There are two moments in the film in which Jolie is allowed to crack; the first is a quiet scene in which she weeps softly in the garden, before composing herself and re-entering the house, the second is a volcanic explosion of pain and dismay when Mariane learns of her husband’s grisly fate. Jolie pounds the wall and collapses on the floor screaming “No! No! No!”, but Winterbottom shoots both of these emotional scenes from the rear, keeping Pearl’s tears away from the viewers and making us feel like intruders on her grief.

Winterbottom’s no-nonsense approach to A Mighty Heart is refreshing. He is a director who is as inconsistent as he is prolific, and his latest picture still bears many of the frustrating lapses that always seem to mark his work, but he makes the film tight and compelling nonetheless. Much of it plays like a procedural, following the work of the Karachi police force (led by a superb Irrfan Khan), a couple of American investigators and two of Daniel’s Wall Street Journal colleagues as they hunt for clues. The trail is bewildering, replete with false leads and red herrings, and it’s often hard to make sense of the way in which the search party join the dots from one lead to the next. Many of the investigative scenes are a cacophony of overlapping voices and indistinct action, which renders many of these scenes unnecessarily confusing, but on a wider scale Winterbottom manages to get across the enormity of their task, as they hunt for a single man in a bustling city of 18 million people.

For a Michael Winterbottom film set directly after 9/11, A Mighty Heart is surprisingly apolitical, although Winterbottom and screenwriter John Orloff do pay some attention to the pervading climate. Reference is made to torture being used as a method of interrogation, with Will Patton, whose performance seems oddly disconnected from the rest of the film, saying “I’d like a front-row seat when they hang them by the feat and beat them with sticks”; and Archie Panjabi gives a telling performance as Pearl’s colleague, who is constantly aware of her status as an Indian in Pakistan. But these are underlying themes, and the central focus of the film remains fixed on Mariane, as it should be.

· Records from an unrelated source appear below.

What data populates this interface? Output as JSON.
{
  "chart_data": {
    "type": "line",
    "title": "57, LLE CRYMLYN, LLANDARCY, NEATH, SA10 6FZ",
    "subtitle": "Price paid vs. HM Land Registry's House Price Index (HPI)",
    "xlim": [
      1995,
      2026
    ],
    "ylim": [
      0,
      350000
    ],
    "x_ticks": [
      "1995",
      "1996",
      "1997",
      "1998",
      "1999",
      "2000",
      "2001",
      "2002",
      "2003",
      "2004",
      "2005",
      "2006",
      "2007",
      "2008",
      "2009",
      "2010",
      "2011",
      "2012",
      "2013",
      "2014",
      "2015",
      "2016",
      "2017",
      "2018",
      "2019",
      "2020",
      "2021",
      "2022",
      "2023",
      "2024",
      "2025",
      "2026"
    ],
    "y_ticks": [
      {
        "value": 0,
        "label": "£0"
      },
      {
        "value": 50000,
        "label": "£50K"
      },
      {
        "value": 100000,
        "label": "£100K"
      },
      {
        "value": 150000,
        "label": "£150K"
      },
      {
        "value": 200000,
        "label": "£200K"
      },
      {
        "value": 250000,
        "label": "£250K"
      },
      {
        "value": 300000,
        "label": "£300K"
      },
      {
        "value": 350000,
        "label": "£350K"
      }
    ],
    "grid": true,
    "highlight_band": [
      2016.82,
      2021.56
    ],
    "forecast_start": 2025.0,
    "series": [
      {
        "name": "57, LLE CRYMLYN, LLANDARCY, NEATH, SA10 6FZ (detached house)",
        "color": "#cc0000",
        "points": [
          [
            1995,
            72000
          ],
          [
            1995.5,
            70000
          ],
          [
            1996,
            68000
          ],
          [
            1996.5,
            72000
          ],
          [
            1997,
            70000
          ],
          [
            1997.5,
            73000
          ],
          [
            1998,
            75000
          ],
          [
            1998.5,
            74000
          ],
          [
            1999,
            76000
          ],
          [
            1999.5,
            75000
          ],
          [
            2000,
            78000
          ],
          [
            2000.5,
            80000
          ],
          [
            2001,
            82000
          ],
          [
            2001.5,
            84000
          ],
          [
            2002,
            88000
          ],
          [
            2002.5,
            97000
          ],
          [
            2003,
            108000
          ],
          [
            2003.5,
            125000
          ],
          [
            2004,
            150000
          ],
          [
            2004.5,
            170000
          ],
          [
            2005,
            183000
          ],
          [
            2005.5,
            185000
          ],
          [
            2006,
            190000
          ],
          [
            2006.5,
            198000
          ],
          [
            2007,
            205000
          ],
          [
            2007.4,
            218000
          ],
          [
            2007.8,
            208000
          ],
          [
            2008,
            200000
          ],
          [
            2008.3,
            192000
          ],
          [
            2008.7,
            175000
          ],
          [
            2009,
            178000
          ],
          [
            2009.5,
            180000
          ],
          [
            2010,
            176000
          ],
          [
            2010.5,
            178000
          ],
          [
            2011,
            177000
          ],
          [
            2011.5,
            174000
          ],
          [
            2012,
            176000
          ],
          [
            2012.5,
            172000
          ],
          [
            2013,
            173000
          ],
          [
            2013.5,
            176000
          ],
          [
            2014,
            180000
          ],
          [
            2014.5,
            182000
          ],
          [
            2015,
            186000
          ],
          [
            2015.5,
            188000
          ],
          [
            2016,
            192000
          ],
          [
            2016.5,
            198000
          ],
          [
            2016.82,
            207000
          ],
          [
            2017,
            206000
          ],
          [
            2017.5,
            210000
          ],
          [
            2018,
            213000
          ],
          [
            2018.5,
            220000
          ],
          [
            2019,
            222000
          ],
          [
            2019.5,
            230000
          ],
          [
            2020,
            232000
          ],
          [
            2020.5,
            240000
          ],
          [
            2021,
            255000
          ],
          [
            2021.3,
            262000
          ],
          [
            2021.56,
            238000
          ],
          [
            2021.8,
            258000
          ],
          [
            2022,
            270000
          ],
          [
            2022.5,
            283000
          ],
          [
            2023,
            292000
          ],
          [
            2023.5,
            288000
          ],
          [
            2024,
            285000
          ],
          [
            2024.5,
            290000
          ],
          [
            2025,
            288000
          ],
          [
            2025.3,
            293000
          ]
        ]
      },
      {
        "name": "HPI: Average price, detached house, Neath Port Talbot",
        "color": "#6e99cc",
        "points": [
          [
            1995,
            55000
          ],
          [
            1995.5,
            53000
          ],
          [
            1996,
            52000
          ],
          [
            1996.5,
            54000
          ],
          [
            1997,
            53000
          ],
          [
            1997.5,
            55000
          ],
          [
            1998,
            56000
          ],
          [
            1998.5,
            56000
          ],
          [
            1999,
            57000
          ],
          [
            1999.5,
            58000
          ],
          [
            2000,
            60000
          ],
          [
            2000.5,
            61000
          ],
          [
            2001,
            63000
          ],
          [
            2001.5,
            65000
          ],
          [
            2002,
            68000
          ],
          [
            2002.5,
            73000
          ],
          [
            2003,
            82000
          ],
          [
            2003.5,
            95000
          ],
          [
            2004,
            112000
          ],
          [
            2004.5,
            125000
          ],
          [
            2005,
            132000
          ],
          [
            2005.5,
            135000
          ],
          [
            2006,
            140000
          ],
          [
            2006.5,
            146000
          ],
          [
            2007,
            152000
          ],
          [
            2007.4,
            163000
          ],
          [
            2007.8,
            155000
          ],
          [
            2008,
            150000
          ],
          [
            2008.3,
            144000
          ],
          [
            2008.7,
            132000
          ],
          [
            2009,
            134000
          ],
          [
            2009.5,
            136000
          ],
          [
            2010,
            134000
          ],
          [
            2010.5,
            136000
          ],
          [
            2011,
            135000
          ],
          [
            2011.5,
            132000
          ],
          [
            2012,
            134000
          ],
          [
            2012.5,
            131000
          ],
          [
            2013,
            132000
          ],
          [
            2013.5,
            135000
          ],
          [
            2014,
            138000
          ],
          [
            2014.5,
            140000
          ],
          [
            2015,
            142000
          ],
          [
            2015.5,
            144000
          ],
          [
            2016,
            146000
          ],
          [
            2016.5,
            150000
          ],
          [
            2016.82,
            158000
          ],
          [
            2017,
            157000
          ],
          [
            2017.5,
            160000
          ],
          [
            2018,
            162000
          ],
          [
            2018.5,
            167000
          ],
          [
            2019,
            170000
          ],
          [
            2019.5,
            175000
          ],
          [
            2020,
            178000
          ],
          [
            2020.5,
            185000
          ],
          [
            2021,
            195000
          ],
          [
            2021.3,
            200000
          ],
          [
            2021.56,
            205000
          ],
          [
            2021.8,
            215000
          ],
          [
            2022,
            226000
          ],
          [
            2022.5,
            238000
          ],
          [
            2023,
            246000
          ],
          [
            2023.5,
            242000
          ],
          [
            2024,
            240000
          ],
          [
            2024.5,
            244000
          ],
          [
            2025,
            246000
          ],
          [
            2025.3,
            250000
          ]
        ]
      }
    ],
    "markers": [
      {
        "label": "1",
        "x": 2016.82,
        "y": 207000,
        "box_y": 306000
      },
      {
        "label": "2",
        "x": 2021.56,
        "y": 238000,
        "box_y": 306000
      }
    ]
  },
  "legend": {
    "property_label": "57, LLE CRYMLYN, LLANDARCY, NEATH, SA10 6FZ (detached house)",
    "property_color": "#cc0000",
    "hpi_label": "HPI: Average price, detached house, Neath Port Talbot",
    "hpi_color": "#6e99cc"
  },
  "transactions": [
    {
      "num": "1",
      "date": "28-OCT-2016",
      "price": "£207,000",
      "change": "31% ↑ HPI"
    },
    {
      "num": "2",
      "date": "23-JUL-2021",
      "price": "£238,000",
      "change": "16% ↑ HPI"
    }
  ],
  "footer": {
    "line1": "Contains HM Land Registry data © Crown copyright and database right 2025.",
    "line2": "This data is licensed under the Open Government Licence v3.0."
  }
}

Ultimately, A Mighty Heart is distinguished most by what it isn’t – it isn’t a vanity project, it isn’t a glossy take on a tragic story, and it isn’t a cheaply manipulative tearjerker. Some might accuse the film of slipping into sentimentality in its final fifteen minutes, but I felt it had earned the emotions stirred up by this climax; a climax I found incredibly moving and satisfying. A Mighty Heart is one of Winterbottom’s most impressive films, and it is something of a redemption for its leading lady, but above all this film acts as a fitting tribute to both Daniel and Mariane Pearl. It leaves us feeling sad and thoughtful, but above all we are left with a sense of great admiration for their courage and dignity in the most horrific circumstances; and in the case of Mariane, one can only marvel at her extraordinary grace under pressure.